Testimonials

From Total Landscape Care – March 2007 (see image below).

A new application technology for chemical treatment of woody plants may open up new possibilities for landscapers to enter the tree care business. Basal bark application, developed by research with Pentra-Bark surfactant from Quest Products Corporation, enables landscapers to apply chemicals directly to tree trunks using a backpack or conventional sprayer to treat trees for pests and diseases including emerald ash borer, beech decline and scab.

Basal bark applications had not been considered possible before 2003, when several historic trees in California contracted Phytophthora ramorum or sudden oak death. Too large for foliar treatment, the trees would only be further damaged by drilling and injecting fungicides. To treat them, researchers studied whether Pentra-Bark, developed to carry pesticides through the bark of woody plants, could carry other chemicals through tree trunks.

The trees were treated with Reliant, a fungicide from Agrichem, using basal bark application with Pentra-Bark surfactant to carry the fungicide through the tree trunk. They have since recovered and are treated annually with basal bark application of the fungicide.

When Pentra-Bark is applied to bark (woody periderm) in combination with systemic pesticides, it opens the tree’s lenticels-microscopic openings in the periderm layer that allow air and water to move through. The open lenticels allow the systemic pesticide to move directly into the plant’s vascular metabolic transport system. Highly systemic chemicals, such as Reliant, spread completely throughout the tree.
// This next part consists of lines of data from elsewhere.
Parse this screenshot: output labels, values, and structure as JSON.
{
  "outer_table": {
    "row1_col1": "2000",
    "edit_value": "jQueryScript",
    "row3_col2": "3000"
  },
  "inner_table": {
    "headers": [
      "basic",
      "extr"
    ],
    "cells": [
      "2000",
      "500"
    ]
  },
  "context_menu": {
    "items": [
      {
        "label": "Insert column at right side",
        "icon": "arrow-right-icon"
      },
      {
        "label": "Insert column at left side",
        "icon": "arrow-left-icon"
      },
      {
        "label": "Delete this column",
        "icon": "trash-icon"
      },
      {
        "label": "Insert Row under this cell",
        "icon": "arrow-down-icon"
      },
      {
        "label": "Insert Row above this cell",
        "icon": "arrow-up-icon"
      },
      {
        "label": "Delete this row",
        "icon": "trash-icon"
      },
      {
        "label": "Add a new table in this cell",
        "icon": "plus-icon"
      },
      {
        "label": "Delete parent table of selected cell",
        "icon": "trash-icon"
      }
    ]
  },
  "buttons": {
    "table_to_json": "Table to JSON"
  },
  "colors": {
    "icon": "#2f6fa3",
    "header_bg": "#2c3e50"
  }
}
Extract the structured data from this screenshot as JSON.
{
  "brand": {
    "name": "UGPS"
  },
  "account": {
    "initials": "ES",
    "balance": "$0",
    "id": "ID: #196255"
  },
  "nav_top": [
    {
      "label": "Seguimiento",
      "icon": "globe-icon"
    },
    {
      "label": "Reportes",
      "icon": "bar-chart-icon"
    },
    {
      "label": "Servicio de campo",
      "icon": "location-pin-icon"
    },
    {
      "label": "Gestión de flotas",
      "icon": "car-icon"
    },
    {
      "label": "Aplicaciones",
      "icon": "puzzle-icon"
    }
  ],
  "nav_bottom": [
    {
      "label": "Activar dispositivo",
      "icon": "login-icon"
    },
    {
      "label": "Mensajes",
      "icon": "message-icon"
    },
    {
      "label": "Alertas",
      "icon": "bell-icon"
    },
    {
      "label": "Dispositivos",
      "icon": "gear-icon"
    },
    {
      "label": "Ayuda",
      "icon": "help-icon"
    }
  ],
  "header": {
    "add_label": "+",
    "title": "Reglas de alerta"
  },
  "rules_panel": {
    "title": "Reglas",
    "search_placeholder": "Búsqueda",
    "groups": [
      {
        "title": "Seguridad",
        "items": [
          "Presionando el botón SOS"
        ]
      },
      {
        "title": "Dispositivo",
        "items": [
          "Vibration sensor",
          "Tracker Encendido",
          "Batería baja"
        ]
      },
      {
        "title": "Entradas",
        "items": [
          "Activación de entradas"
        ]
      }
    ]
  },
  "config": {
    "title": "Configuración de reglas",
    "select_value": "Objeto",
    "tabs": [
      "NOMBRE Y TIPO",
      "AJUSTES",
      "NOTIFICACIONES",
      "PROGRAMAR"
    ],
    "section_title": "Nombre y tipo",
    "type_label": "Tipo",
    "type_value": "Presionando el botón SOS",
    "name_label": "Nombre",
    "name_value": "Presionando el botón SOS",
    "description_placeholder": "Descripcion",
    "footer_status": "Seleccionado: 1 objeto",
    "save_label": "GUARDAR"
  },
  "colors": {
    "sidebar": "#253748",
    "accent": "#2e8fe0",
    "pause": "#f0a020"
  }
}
Pentra-Bark is the only bark-penetrating surfactant registered for use in basal bark applications.

Felicia Gillham, managing director for Gillham and Associates Marketing Communications, says in the past, landscapers often referred treatments of trees to tree care companies because there was little they could do if they notice problems. Using basal bark application technology, landscapers can use a backpack sprayer with Pentra-Bark and a pesticide to treat pests and diseases in large trees that might otherwise have gone untreated, Gillham says.

Heath Hayes, manager of the plant health care division of Fowlkes, Norman and Associates, a landscaping company in Forth Worth, Texas, has been using Pentra-Bark with Reliant for about a year and half as part of his procedure to treat established trees affected by root rot due to Phytophthora. “Many of the problems I encounter with decline of established trees stem from over-water, which causes the roots to remain to wet.” He says basal bark application is one step he consistently uses to address these problems.

Hayes doesn’t solely treat the affected trees with basal-bark-applied fungicide. “I do many other things to correct the problems directly affecting the health of the root system,” Hayes says, “including controlling the irrigation system and soil aeration. Chemicals in general should not be considered the magic bullets of tree care, rather valuable tools we use alongside sound arboriculture.”

In addition to Reliant, other pesticides such as acephate, propaconazole and imidacloprid have been tested with Pentra-Bark, and their manufacturers are seeking label changes to include basal bark applications. Research trials are under way at universities across the nation for Pentra-Bark/fungicide/insecticide combinations.